De son côté, Busu Bwa Ngwi, le gouverneur du Sud-Kivu nommé par l’AFC/M23, a averti les soldats burundais ainsi que les autres forces étrangères de « retourner immédiatement dans leurs pays ».
La capture signalée intervient quelques jours après que des combattants de l’AFC/M23 se sont emparés d’Uvira, une ville stratégique située sur les rives du lac Tanganyika, près de la frontière burundaise.
Près de 18 000 soldats burundais avaient été déployés aux côtés de l’armée congolaise dans la province du Sud-Kivu, notamment dans la plaine de Ruzizi, qui borde le Burundi. Ces troupes participent aux bombardements et attaques ciblant principalement les populations rwandophones, notamment les Banyamulenges de Minembwe. Depuis 2022, les troupes burundaises sont intervenues en tant que membres de l'EAC (Communauté d'Afrique de l'Est) et prennent désormais part aux attaques contre les villages des Banyamulenges.

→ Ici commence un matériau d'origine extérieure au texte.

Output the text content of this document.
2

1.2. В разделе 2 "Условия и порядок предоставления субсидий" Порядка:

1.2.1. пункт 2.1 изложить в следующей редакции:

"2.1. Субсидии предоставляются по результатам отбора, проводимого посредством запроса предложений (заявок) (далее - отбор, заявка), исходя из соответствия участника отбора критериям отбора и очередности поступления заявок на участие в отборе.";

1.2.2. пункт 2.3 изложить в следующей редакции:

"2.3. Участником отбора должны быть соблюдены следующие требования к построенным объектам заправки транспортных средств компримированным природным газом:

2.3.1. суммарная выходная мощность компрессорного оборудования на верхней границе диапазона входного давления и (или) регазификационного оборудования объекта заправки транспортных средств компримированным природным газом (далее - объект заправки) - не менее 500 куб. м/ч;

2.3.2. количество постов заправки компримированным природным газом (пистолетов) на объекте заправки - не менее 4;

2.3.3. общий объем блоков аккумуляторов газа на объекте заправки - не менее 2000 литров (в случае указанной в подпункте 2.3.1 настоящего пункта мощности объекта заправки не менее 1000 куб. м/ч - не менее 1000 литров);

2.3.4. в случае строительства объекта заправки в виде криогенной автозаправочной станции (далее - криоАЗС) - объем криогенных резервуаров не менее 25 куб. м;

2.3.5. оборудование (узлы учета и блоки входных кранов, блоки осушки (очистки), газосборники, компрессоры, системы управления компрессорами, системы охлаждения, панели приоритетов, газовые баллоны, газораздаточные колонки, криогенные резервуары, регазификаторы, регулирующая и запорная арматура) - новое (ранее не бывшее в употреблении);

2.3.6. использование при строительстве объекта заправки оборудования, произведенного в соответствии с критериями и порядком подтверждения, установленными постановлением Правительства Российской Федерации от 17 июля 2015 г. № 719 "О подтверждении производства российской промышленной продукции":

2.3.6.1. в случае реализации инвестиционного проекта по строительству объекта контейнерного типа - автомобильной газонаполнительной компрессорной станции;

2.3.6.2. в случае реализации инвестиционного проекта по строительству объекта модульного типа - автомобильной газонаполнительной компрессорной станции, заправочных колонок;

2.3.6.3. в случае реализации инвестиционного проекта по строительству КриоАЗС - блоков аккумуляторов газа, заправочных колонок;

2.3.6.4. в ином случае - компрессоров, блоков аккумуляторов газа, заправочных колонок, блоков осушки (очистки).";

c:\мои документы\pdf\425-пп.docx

En janvier 2023, les troupes burundaises de l'EAC se sont installées, en théorie en application du cessez-le-feu, mais en pratique, elles ont laissé libre cours aux FDLR, Nyatura, FARDC et Wazalendo, des groupes nourris par l’idéologie génocidaire anti-Tutsi depuis des décennies. Ces forces ont assisté, voire participé, aux menaces contre les Tutsi congolais dans le territoire de Masisi.
Du 2 au 4 octobre, sous les caméras, ces groupes ont entrepris la destruction totale du village de Nturo, où 300 maisons appartenant à des Tutsi congolais ont été réduites en cendres. Neuf personnes ont été tuées et des milliers de Tutsi congolais en provenance de Nturo, du Petit Masisi, de Kitchanga et de ses environs ont fui vers le camp de Bwiza, où 17 000 déplacés, dont plus de 60 % d'enfants, se sont réfugiés.
Du 6 au 10 octobre, à Kitchanga, une chasse aux Tutsi a été menée par les FDLR-Wazalendo sous le regard des troupes burundaises de l'EAC et de la MONUSCO. Des familles entières ont été décimées, notamment à la machette.